Na última semana, o presidente Michel Temer anunciou um pacote de privatizações que inclui a venda e abertura de concessões de empresas estatais como a Eletrobras e a Casa da Moeda, além de aeroportos, rodovias e terminais portuários, totalizando 57 ativos. Segundo o presidente, o objetivo do governo com a desestatização é a geração de renda e empregos, além da melhoria nos serviços. Para especialistas, no entanto, as privatizações são motivadas pela necessidade do governo de reduzir os déficits fiscais. “A privatização de estatais é motivada pela necessidade de governos de reduzir seus déficits primários. Diante da dificuldade de se cortar custos, a privatização é velha fonte de receita para governos endividados”, avalia o consultor da MyCAP, plataforma de negociações da ICAP Corretora, Marink Martins.

Para o coordenador de Cursos de Finanças do Laboratório de Finanças (Labfin Provar), Marcos Piellusch, as privatizações podem trazer maior eficiência na gestão de tais empresas.  “Outro aspecto importante é que a privatização pode delegar à iniciativa privada a gestão das empresas, reduzindo a participação do estado na economia. Um dos maiores benefícios dessa redução é a possibilidade de ganho de eficiência na gestão. As empresas públicas possuem procedimentos relativamente rígidos nas compras, por exemplo, por estarem submetidas à lei de licitações, mas isso nem sempre proporciona transparência total, além de dar morosidade e complexidade aos processos de compras”, esclarece.
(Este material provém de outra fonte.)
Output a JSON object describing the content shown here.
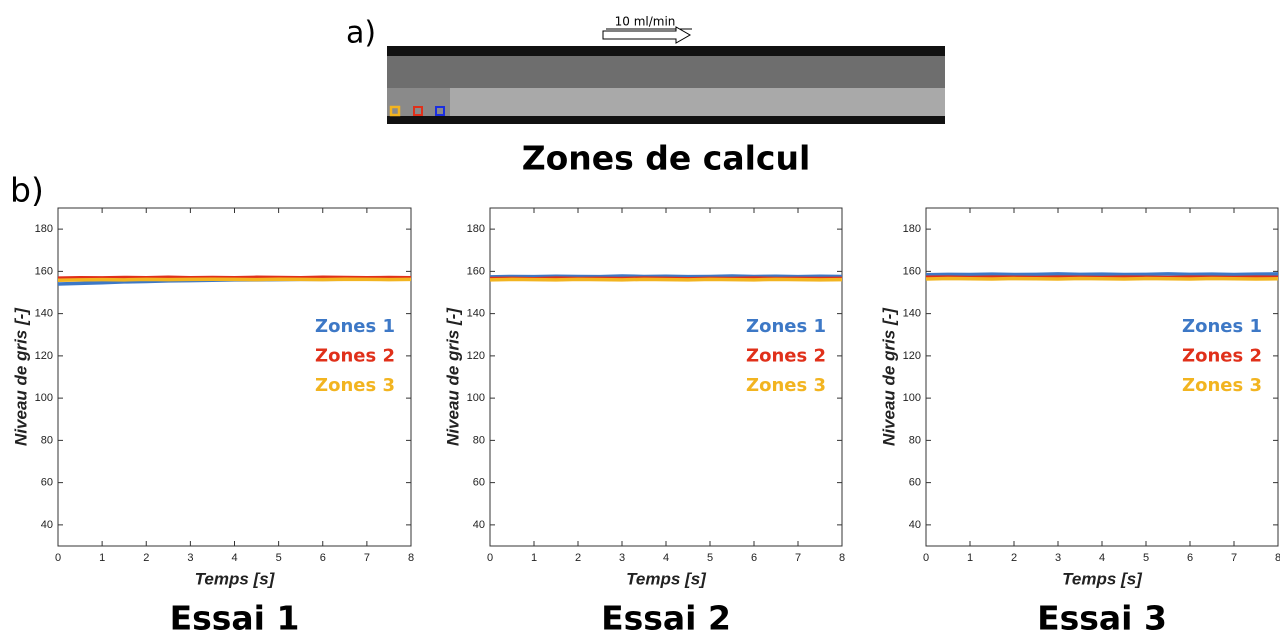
{
  "figure": {
    "panel_a": "a)",
    "flow_label": "10 ml/min",
    "image_title": "Zones de calcul",
    "panel_b": "b)"
  },
  "chart_data": [
    {
      "type": "line",
      "title": "Essai 1",
      "x_label": "Temps [s]",
      "y_label": "Niveau de gris [-]",
      "x": [
        0,
        0.5,
        1,
        1.5,
        2,
        2.5,
        3,
        3.5,
        4,
        4.5,
        5,
        5.5,
        6,
        6.5,
        7,
        7.5,
        8
      ],
      "xlim": [
        0,
        8
      ],
      "xticks": [
        0,
        1,
        2,
        3,
        4,
        5,
        6,
        7,
        8
      ],
      "ylim": [
        30,
        190
      ],
      "yticks": [
        40,
        60,
        80,
        100,
        120,
        140,
        160,
        180
      ],
      "series": [
        {
          "name": "Zones 1",
          "color": "#3d78c6",
          "values": [
            154,
            154.3,
            154.6,
            155,
            155.2,
            155.5,
            155.6,
            155.8,
            156,
            156,
            156.1,
            156.2,
            156.2,
            156.3,
            156.3,
            156.4,
            156.4
          ]
        },
        {
          "name": "Zones 2",
          "color": "#e0301a",
          "values": [
            156.8,
            157,
            156.9,
            157.1,
            157,
            157.2,
            157,
            157.1,
            157,
            157.2,
            157.1,
            157,
            157.2,
            157.1,
            157,
            157.1,
            157
          ]
        },
        {
          "name": "Zones 3",
          "color": "#f2b420",
          "values": [
            155.8,
            156,
            156.1,
            156,
            156.2,
            156.1,
            156.2,
            156.3,
            156.2,
            156.1,
            156.3,
            156.2,
            156.1,
            156.3,
            156.2,
            156.1,
            156.2
          ]
        }
      ]
    },
    {
      "type": "line",
      "title": "Essai 2",
      "x_label": "Temps [s]",
      "y_label": "Niveau de gris [-]",
      "x": [
        0,
        0.5,
        1,
        1.5,
        2,
        2.5,
        3,
        3.5,
        4,
        4.5,
        5,
        5.5,
        6,
        6.5,
        7,
        7.5,
        8
      ],
      "xlim": [
        0,
        8
      ],
      "xticks": [
        0,
        1,
        2,
        3,
        4,
        5,
        6,
        7,
        8
      ],
      "ylim": [
        30,
        190
      ],
      "yticks": [
        40,
        60,
        80,
        100,
        120,
        140,
        160,
        180
      ],
      "series": [
        {
          "name": "Zones 1",
          "color": "#3d78c6",
          "values": [
            157.4,
            157.6,
            157.5,
            157.7,
            157.6,
            157.5,
            157.8,
            157.6,
            157.7,
            157.5,
            157.6,
            157.8,
            157.6,
            157.7,
            157.5,
            157.7,
            157.6
          ]
        },
        {
          "name": "Zones 2",
          "color": "#e0301a",
          "values": [
            156.6,
            156.7,
            156.5,
            156.8,
            156.6,
            156.7,
            156.6,
            156.8,
            156.7,
            156.5,
            156.7,
            156.6,
            156.8,
            156.6,
            156.7,
            156.6,
            156.7
          ]
        },
        {
          "name": "Zones 3",
          "color": "#f2b420",
          "values": [
            156,
            156.2,
            156.1,
            156,
            156.2,
            156.1,
            156,
            156.2,
            156.1,
            156,
            156.2,
            156.1,
            156,
            156.2,
            156.1,
            156,
            156.1
          ]
        }
      ]
    },
    {
      "type": "line",
      "title": "Essai 3",
      "x_label": "Temps [s]",
      "y_label": "Niveau de gris [-]",
      "x": [
        0,
        0.5,
        1,
        1.5,
        2,
        2.5,
        3,
        3.5,
        4,
        4.5,
        5,
        5.5,
        6,
        6.5,
        7,
        7.5,
        8
      ],
      "xlim": [
        0,
        8
      ],
      "xticks": [
        0,
        1,
        2,
        3,
        4,
        5,
        6,
        7,
        8
      ],
      "ylim": [
        30,
        190
      ],
      "yticks": [
        40,
        60,
        80,
        100,
        120,
        140,
        160,
        180
      ],
      "series": [
        {
          "name": "Zones 1",
          "color": "#3d78c6",
          "values": [
            158.4,
            158.6,
            158.5,
            158.7,
            158.5,
            158.6,
            158.8,
            158.6,
            158.7,
            158.5,
            158.6,
            158.8,
            158.6,
            158.7,
            158.5,
            158.7,
            158.8
          ]
        },
        {
          "name": "Zones 2",
          "color": "#e0301a",
          "values": [
            157.2,
            157.3,
            157.1,
            157.3,
            157.2,
            157.1,
            157.3,
            157.2,
            157.1,
            157.3,
            157.2,
            157.1,
            157.3,
            157.2,
            157.1,
            157.3,
            157.2
          ]
        },
        {
          "name": "Zones 3",
          "color": "#f2b420",
          "values": [
            156.4,
            156.6,
            156.5,
            156.4,
            156.6,
            156.5,
            156.4,
            156.6,
            156.5,
            156.4,
            156.6,
            156.5,
            156.4,
            156.6,
            156.5,
            156.4,
            156.5
          ]
        }
      ]
    }
  ]
}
No que diz respeito a privatização da Eletrobras, os especialistas concordam que a privatização pode ser benéfica para a economia nacional, uma vez que a estatal acumula prejuízos e com a desestatização, podem ser feitas melhorias no oferecimento do serviço de transmissão elétrica. “Além de melhorar a situação fiscal do governo e, consequentemente, reduzir o endividamento nacional, é provável que os eventuais compradores invistam recursos para modernizar todo o parque elétrico brasileiro. Isso representaria melhora na qualidade dos serviços; em particular, no sistema de transmissão que se apresenta muito defasado”, pondera Martins. Quanto ao aumento nos custos do serviço, Piellusch pontua: “Sempre há a possibilidade de aumento do preço dos serviços, até porque a empresa adotou uma política de vender a energia às distribuidoras a um preço abaixo do mercado nos últimos anos. Porém, é possível que os ganhos de eficiência decorrentes da gestão privada levem até mesmo a uma redução dos preços no médio e longo prazo”, pondera.

A privatização é vista pelos especialistas como uma boa alternativa para solucionar os problemas orçamentários do Brasil, neste momento de crise. “As receitas do governo são oriundas sobretudo da arrecadação com tributos. Nesse momento não é adequado elevar mais ainda a carga tributária, devido ao risco de comprometer mais ainda a recuperação da atividade econômica. Embora esse processo possa estar sendo conduzido relativamente às pressas, a privatização pode ser uma boa oportunidade para dar mais agilidade à gestão pública e reduzir os gastos públicos, além de gerar uma receita imediata”, avalia o coordenador de Cursos de Finanças do Laboratório de Finanças (Labfin Provar), Marcos Piellusch.

A privatização das 57 empresas prevê a arrecadação de R$44 bilhões com os leilões, que devem ocorrer até o final de 2018.